More refused to sign an oath in support of the king's decision, so he was thrown in the Tower of London, and on this day he was led to the scaffold on Tower Hill. His executioners asked him if he had any final words. He said he forgave them for their actions and looked forward to the day when they would all meet in heaven.


It was on this day in 1862, Samuel Clemens first started publishing his stories in the Territorial Enterprise newspaper in Virginia City, Nevada. It was his first writing job. It was where he first used the name Mark Twain.

He had been a riverboat pilot apprentice on the Mississippi. He got a job working for his brother, who worked for the governor of Nevada, and that's what got him to Virginia City. He tried mining for a while, but it was hard work and he didn't like it. He was running out of money, so he started writing for the Territorial Enterprise, and his first story appeared on this day in 1862.

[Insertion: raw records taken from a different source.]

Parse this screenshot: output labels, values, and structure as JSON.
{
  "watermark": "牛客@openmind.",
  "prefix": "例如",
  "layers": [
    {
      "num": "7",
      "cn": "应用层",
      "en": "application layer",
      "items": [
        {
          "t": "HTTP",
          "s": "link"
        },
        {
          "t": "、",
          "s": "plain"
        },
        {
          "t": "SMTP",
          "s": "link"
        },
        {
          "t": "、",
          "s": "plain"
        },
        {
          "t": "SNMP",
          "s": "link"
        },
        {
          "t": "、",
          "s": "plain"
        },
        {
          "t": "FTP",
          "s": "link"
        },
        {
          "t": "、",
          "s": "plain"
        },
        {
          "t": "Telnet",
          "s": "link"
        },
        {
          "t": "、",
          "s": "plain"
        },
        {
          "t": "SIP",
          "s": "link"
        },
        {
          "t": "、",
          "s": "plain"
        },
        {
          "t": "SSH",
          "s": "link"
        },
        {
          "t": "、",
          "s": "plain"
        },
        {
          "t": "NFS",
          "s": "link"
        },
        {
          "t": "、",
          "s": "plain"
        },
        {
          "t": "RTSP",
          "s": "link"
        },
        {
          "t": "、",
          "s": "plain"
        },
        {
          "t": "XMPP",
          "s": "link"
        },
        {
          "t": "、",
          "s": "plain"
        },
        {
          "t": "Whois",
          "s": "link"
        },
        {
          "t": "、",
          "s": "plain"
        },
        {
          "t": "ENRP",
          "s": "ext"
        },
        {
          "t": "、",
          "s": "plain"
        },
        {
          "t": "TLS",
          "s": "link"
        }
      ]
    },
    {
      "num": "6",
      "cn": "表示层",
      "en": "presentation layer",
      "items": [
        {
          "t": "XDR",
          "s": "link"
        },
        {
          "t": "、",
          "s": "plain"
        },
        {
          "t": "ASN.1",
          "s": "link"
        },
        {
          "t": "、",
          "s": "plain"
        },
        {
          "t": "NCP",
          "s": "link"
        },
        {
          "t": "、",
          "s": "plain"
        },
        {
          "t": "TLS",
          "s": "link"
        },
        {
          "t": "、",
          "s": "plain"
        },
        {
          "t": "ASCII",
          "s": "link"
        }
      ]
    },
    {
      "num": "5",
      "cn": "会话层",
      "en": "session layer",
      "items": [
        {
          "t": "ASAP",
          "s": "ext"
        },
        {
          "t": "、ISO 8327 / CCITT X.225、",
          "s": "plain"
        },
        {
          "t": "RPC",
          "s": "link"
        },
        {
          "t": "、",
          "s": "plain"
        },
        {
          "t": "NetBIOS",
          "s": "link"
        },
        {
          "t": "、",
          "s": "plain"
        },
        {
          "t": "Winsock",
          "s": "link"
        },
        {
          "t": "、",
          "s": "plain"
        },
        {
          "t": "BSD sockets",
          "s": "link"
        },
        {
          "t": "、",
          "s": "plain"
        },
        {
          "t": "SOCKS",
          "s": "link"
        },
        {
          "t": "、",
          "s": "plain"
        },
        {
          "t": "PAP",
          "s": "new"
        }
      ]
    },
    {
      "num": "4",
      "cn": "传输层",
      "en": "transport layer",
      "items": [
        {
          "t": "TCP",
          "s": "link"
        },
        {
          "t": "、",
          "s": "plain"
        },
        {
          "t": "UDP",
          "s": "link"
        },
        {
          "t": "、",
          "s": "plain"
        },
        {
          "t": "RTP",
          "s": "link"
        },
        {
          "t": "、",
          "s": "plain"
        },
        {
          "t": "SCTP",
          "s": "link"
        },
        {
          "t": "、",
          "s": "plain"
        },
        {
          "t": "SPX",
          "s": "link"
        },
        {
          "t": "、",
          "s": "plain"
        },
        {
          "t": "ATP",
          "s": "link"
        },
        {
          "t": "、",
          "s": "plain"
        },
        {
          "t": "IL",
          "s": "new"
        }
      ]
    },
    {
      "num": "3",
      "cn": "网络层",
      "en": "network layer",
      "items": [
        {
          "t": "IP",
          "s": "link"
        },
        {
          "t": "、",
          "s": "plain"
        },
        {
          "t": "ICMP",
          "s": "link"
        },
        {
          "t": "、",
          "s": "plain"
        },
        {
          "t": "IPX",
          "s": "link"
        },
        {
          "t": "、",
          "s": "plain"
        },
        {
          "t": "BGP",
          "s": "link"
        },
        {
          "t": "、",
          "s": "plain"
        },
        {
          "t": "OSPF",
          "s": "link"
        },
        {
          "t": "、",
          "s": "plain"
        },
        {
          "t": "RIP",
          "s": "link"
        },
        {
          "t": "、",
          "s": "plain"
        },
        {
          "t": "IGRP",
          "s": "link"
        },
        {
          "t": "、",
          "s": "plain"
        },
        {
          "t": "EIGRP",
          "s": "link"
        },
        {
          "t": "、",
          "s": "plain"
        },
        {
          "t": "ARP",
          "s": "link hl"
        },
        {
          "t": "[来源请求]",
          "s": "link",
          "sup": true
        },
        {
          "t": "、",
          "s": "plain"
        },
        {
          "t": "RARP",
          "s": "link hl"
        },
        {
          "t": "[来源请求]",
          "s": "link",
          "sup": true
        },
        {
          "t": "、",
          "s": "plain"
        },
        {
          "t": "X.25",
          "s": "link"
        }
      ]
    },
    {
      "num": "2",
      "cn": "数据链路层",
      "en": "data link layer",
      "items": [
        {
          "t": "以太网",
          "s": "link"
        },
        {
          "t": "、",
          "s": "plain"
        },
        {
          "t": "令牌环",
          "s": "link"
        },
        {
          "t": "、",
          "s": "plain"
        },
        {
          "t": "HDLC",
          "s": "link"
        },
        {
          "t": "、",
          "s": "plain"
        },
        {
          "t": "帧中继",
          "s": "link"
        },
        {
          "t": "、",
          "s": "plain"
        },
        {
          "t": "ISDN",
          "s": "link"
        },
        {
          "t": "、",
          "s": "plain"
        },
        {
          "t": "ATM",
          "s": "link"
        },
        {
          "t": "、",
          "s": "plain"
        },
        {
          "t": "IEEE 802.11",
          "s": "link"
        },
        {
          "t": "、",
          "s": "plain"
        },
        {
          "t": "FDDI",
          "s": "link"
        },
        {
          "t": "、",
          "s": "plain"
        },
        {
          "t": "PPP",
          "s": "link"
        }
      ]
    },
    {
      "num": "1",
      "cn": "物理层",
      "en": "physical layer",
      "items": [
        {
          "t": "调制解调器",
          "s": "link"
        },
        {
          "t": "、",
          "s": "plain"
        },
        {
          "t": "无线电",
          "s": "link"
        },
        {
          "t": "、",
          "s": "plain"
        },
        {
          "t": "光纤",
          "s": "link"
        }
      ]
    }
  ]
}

It's the birthday of philosopher Peter Singer, born in Melbourne, Australia (1946). His book, Animal Liberation, argued that animals have the same right to be treated humanely as we do, because they are capable of suffering. That book is generally credited with starting the animal rights movement.


It's the birthday of the 14th Dalai Lama, born in Tibet (1936), who's written several dozen collections of Buddhist teachings.


It's the birthday of novelist and essayist Eleanor Clark, born in Los Angeles (1913). One of her best-known books is a book about oysters, The Oysters of Locmariaquer, in which she said, "If you don't love life you can't enjoy an oyster; there is a shock of freshness to it and intimations of the ages of man, some piercing intuition of the sea and all its weeds and breezes."